Here are the truisms from disc golf:
• If you cannot find what you are looking for, it’s probably because it isn’t there.
• No matter how well or poorly you played today, the walk through nature and the fresh air were quite nice.
• Someone in every town always wants to play nine or 18 more. In Albert Lea, his name is Dave Sime.
• Getting angry at your performance isn’t going to make it better. Never forget that you are out there for the fun of the game and there always will be another day to do better.
• If you are playing badly, never forget that even the pros mess up. A friend told me that Oregon pro Nate Sexton once scored a 27 on a hole — but he never gave up. A 27 is better than a “did not finish.”
• Question: So what came first, the ball or the disc? Answer: My guess is cavemen were throwing rocks like a ball before they were skipping rocks like a disc. But skipping rocks sounds like a lot more fun.
• Disc golf is mental just like ball golf is, only the people behind you aren’t telling you to hurry up.
• Many of the best disc golfers and disc golf course designers admire the strategies used in ball golf. The two sports are forever linked by the love their players show for their games.
• Nearly everyone who plays disc golf wishes they grew up with the sport. There is a ball golf saying that goes: “If you really want to get better at golf, go back and take it up at a much earlier age.”
• Always watch your disc land.

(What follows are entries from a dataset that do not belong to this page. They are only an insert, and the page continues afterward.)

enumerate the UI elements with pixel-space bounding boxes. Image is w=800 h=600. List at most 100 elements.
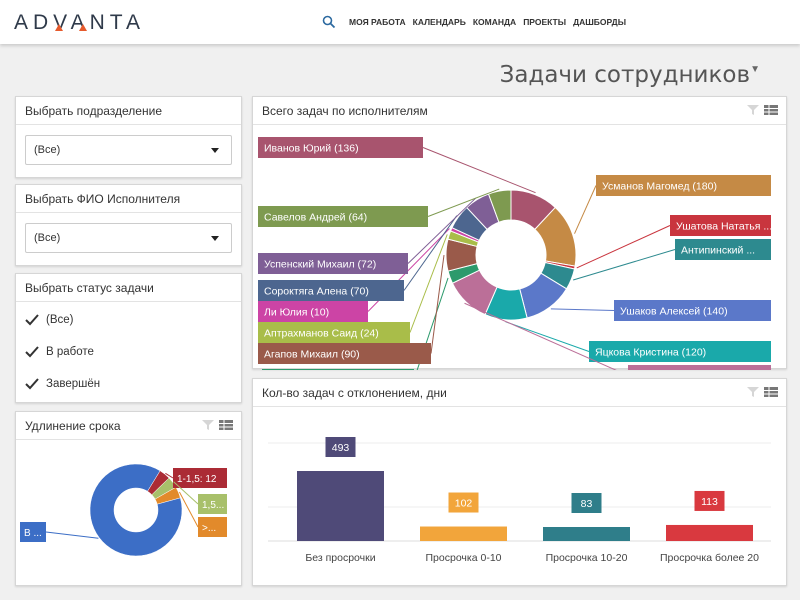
tasks-donut-chart: Иванов Юрий (136) Усманов Магомед (180) Уш… [258,137,772,370]
page-title: Задачи сотрудников [499,62,750,88]
leader-line [178,491,199,528]
slice-label-box [198,494,227,514]
leader-line [407,197,477,264]
donut-slice[interactable] [487,189,512,223]
slice-label: Сороктяга Алена (70) [264,286,369,298]
leader-line [576,225,671,269]
slice-label-box [596,175,771,196]
nav-calendar[interactable]: КАЛЕНДАРЬ [412,17,466,27]
slice-label: Усманов Магомед (180) [602,181,717,193]
slice-label: В ... [24,528,42,539]
slice-label-box [258,253,408,274]
slice-label: Успенский Михаил (72) [264,259,376,271]
category-label: Без просрочки [305,552,375,564]
slice-label-box [258,322,410,343]
slice-label-box [173,468,227,488]
data-label-box [448,492,479,513]
status-option-label: В работе [46,346,94,358]
slice-label: Ушатова Нататья ... [676,221,772,233]
status-option-done[interactable]: Завершён [25,377,100,391]
status-option-in-progress[interactable]: В работе [25,345,94,359]
slice-label: Ли Юлия (10) [264,307,329,319]
tasks-panel-title: Всего задач по исполнителям [253,97,786,125]
leader-line [409,234,448,333]
leader-line [427,188,500,217]
slice-label: Яцкова Кристина (120) [595,347,706,359]
slice-label-box [258,301,368,322]
slice-label-box [670,215,771,236]
leader-line [550,308,615,311]
extension-donut-chart: В ... 1-1,5: 12 1,5... >... [20,463,227,557]
leader-line [430,255,445,354]
slice-label-box [198,517,227,537]
status-option-label: (Все) [46,314,74,326]
leader-line [574,185,597,234]
donut-slice[interactable] [89,463,183,557]
data-label-box [694,490,725,511]
data-label: 113 [701,496,718,508]
leader-line [422,147,536,194]
person-filter-panel: Выбрать ФИО Исполнителя (Все) [15,184,242,266]
department-filter-panel: Выбрать подразделение (Все) [15,96,242,178]
chevron-down-icon [211,148,219,153]
data-label-box [325,437,356,457]
status-option-all[interactable]: (Все) [25,313,73,327]
bar[interactable] [420,526,507,541]
slice-label-box [628,365,771,370]
person-filter-title: Выбрать ФИО Исполнителя [16,185,241,213]
grid-view-icon[interactable] [764,104,778,116]
nav-team[interactable]: КОМАНДА [472,17,517,27]
bar[interactable] [666,524,753,541]
slice-label: 1,5... [202,500,224,511]
slice-label-box [262,369,414,370]
checkmark-icon [25,314,39,326]
category-label: Просрочка более 20 [660,552,759,564]
leader-line [173,481,199,505]
slice-label: Ушаков Алексей (140) [620,306,728,318]
bar[interactable] [297,471,384,541]
slice-label: Савелов Андрей (64) [264,212,367,224]
slice-label-box [258,206,428,227]
slice-label-box [614,300,771,321]
person-select[interactable]: (Все) [25,223,232,253]
grid-view-icon[interactable] [219,419,233,431]
leader-line [505,321,590,352]
filter-icon[interactable] [201,419,215,431]
slice-label-box [258,280,404,301]
department-select[interactable]: (Все) [25,135,232,165]
nav-dashboards[interactable]: ДАШБОРДЫ [573,17,627,27]
data-label: 493 [332,442,350,454]
slice-label-box [589,341,771,362]
logo[interactable]: ADVANTA [14,10,164,40]
status-option-label: Завершён [46,378,101,390]
filter-icon[interactable] [746,104,760,116]
data-label-box [571,493,602,513]
slice-label: 1-1,5: 12 [177,474,217,485]
grid-view-icon[interactable] [764,386,778,398]
nav-projects[interactable]: ПРОЕКТЫ [523,17,567,27]
nav-my-work[interactable]: МОЯ РАБОТА [349,17,406,27]
bar[interactable] [543,527,630,541]
slice-label: Аптрахманов Саид (24) [264,328,379,340]
filter-icon[interactable] [746,386,760,398]
leader-line [464,302,617,370]
extension-panel: Удлинение срока В ... 1-1,5: 12 1,5... >... [15,411,242,586]
slice-label: >... [202,523,216,534]
title-dropdown-icon[interactable]: ▼ [750,64,760,75]
deviation-bar-chart: 493 Без просрочки 102 Просрочка 0-10 83 Проср… [268,437,771,564]
search-icon[interactable] [322,15,336,29]
category-label: Просрочка 0-10 [426,552,502,564]
tasks-panel: Всего задач по исполнителям Иванов Юрий … [252,96,787,370]
department-select-value: (Все) [34,144,61,156]
slice-label: Иванов Юрий (136) [264,143,359,155]
advanta-logo: ADVANTA [14,11,145,34]
leader-line [403,215,458,291]
svg-text:ADVANTA: ADVANTA [14,11,145,34]
person-select-value: (Все) [34,232,61,244]
top-bar: ADVANTA МОЯ РАБОТА КАЛЕНДАРЬ КОМАНДА ПРО… [0,0,800,44]
department-filter-title: Выбрать подразделение [16,97,241,125]
leader-line [165,472,174,479]
slice-label: Агапов Михаил (90) [264,349,360,361]
status-filter-title: Выбрать статус задачи [16,274,241,302]
slice-label-box [20,522,46,542]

When you think the disc is going to be easy to find there in the rough and don’t bother to be careful about watching, that’s when you will be hunting. When you take every precaution to spot the location of the disc, that’s when it will end up in plain sight anyway.
• Shut up and throw. Talking about what you are about to do commits you to performing well. Keeping expectations low makes success more impressive.

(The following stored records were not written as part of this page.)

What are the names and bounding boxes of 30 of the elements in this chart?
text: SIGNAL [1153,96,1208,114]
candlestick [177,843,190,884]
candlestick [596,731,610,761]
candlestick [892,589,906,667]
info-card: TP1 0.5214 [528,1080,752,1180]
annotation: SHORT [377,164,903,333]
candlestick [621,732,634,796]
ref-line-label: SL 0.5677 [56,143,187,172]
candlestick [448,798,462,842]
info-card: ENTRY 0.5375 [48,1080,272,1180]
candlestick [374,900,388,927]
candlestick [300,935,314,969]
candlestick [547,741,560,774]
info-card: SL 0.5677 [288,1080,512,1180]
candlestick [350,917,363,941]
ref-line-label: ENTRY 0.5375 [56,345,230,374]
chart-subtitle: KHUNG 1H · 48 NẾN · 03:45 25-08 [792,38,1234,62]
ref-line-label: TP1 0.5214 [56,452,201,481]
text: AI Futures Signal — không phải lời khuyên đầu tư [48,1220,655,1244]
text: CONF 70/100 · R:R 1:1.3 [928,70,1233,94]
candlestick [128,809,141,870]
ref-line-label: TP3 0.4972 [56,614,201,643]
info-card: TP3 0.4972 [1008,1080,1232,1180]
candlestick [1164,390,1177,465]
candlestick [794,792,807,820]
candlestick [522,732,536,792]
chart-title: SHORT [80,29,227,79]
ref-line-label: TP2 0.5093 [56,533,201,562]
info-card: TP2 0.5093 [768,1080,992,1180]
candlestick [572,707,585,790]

• Grip it and rip it. All players, now and then, forget to grip the disc tightly. Errors ensue. I explain to friends by saying I had the order backward.
• After you make a birdie, don’t get too thrilled. Bogeys try their level best to follow birdies. It has something to do with balance in the universe.
• Tree love is real. Be nice to trees, and they might love you back.
• “Nice up!” This is one of my favorite disc golf sayings. It doesn’t mean get nicer. When a player makes a good-looking approach shot — also called an upshot — other players compliment the throw.
• “Nice run!” This is a compliment for when the shot nearly goes in the basket.
• Don’t nice the shot. That is, try your best not to say, “Nice!” or some other compliment for a throw until it has completed because, chances are, once you say it, suddenly the disc will end up away from the target. Of course, it’s an easy guideline to break. It’s hard not to say “Ooo!” or “Looking good!” when a disc is about to be an ace or even a well-thrown birdie.
• If you are talking about how good your last round was, it most likely is because this round is going bad.
• New discs are liked. Old discs are loved.
• The wind is your ally, not your enemy. Learn how to use wind to your advantage.
• Don’t focus on the trees. Focus on the spaces between the trees.
• That said, focus on what you want to do, not on what you want to avoid.
• It is perfectly acceptable to say, “I hate this game,” when you are playing poorly. Everyone knows you mean the opposite because, most of the time, you are telling people how much you love the game.
• Be a good ambassador of the game. It’s a young sport. It needs all the help it can get to succeed.
• When you are in the zone and playing your best golf, it’s probably because you had a good night of sleep more than anything.
• Form and smarts both trump strength.
• Disc golf starter kits should warn consumers that they are about to throw their life away.
• Your favorite putter should be your best driver. (In other words, go for aces.)
• If you get an ace, don’t hang that disc on your wall. Mark it. Boast about it. Love it. But keep throwing it because it is obviously working.
• Disc golfers love to play different courses. The difference between good and bad courses is the distances disc golfers will travel to play them.
• Disc golfers might go to the Frisbeetarian church on Sunday morning, but they pray that when they die their souls won’t get stuck on top of a roof.
• There is a second or two each time a disc is launched just right when time seems to stop and the world is quiet, still and peaceful. It’s a beautiful zen-like thing. Then someone shouts something really loud.
• The secret to being good at disc golf is convincing your spouse to let you play it often.
• Seriously, the real secret to disc golf is getting in rounds with better players, so you can learn from them. Don’t be afraid to join a league, go to a tournament or get to know the best local players.
Albert Lea Tribune Managing Editor Tim Engstrom’s column appears every Tuesday.